Como mandante do jogo, o Flamengo foi enquadrado no artigo 213 do Código Brasileiro de Justiça Desportiva (CBJD), que trata da responsabilidade de tomar medidas para prevenir e conter desordens em sua praça esportiva. O julgamento está marcado para quinta-feira.

A procuradoria solicitou a perda de mando de campo para o clube, com penas que variam de uma a 10 partidas, além de uma multa que pode oscilar entre R$ 100,00 e R$ 100 mil. Ambos os clubes também enfrentam uma denúncia pelo artigo 206, referente ao atraso no início da partida, o que pode resultar em uma multa de R$ 100 a R$ 1 mil por minuto de atraso.

A decisão não terá impacto no jogo contra o Palmeiras, programado para o dia 23, uma vez que, se houver punição, o Flamengo poderá solicitar um efeito suspensivo.

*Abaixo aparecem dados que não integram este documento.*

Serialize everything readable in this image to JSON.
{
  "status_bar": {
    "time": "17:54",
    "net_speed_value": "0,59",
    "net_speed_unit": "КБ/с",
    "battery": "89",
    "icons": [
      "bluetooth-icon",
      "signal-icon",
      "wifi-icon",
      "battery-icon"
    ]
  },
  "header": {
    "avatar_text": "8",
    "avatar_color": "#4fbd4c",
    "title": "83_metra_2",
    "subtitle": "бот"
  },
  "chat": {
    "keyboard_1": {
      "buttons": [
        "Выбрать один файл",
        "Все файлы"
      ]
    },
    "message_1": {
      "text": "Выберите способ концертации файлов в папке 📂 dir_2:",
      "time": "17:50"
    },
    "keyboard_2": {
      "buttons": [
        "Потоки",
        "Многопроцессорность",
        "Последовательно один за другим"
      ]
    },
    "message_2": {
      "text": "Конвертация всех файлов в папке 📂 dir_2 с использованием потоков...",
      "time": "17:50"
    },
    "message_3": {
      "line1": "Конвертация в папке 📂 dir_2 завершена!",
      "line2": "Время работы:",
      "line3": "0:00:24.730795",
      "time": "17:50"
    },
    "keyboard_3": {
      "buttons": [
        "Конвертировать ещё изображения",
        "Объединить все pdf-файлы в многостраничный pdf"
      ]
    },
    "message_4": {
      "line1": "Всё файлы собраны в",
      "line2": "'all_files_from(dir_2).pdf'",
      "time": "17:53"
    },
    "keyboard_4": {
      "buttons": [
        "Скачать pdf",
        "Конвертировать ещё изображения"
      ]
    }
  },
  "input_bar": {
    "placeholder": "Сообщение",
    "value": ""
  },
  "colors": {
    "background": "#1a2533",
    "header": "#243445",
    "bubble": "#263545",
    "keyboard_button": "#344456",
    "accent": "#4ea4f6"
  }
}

Mesmo sem a aceitação do pedido, o regulamento prevê um prazo de 10 dias para cumprimento da suspensão, o que significaria que apenas o confronto com o Coritiba precisaria ser remanejado.

Os incidentes ocorreram principalmente após o apito final, quando torcedores das organizadas Jovem Fla e Força Jovem Vasco entraram em confronto nas imediações do estádio. De acordo com a Polícia Militar, a briga começou na rampa de acesso à estação de metrô e se espalhou em direção à Favela do Metrô, alcançando a Rua Oito de Dezembro. Para controlar a situação, os policiais utilizaram bombas de efeito moral e gás lacrimogêneo. Vídeos gravados por testemunhas mostram cenas de violência. Um homem faleceu e outro perdeu a visão de um dos olhos após ser atingido por uma bala de borracha.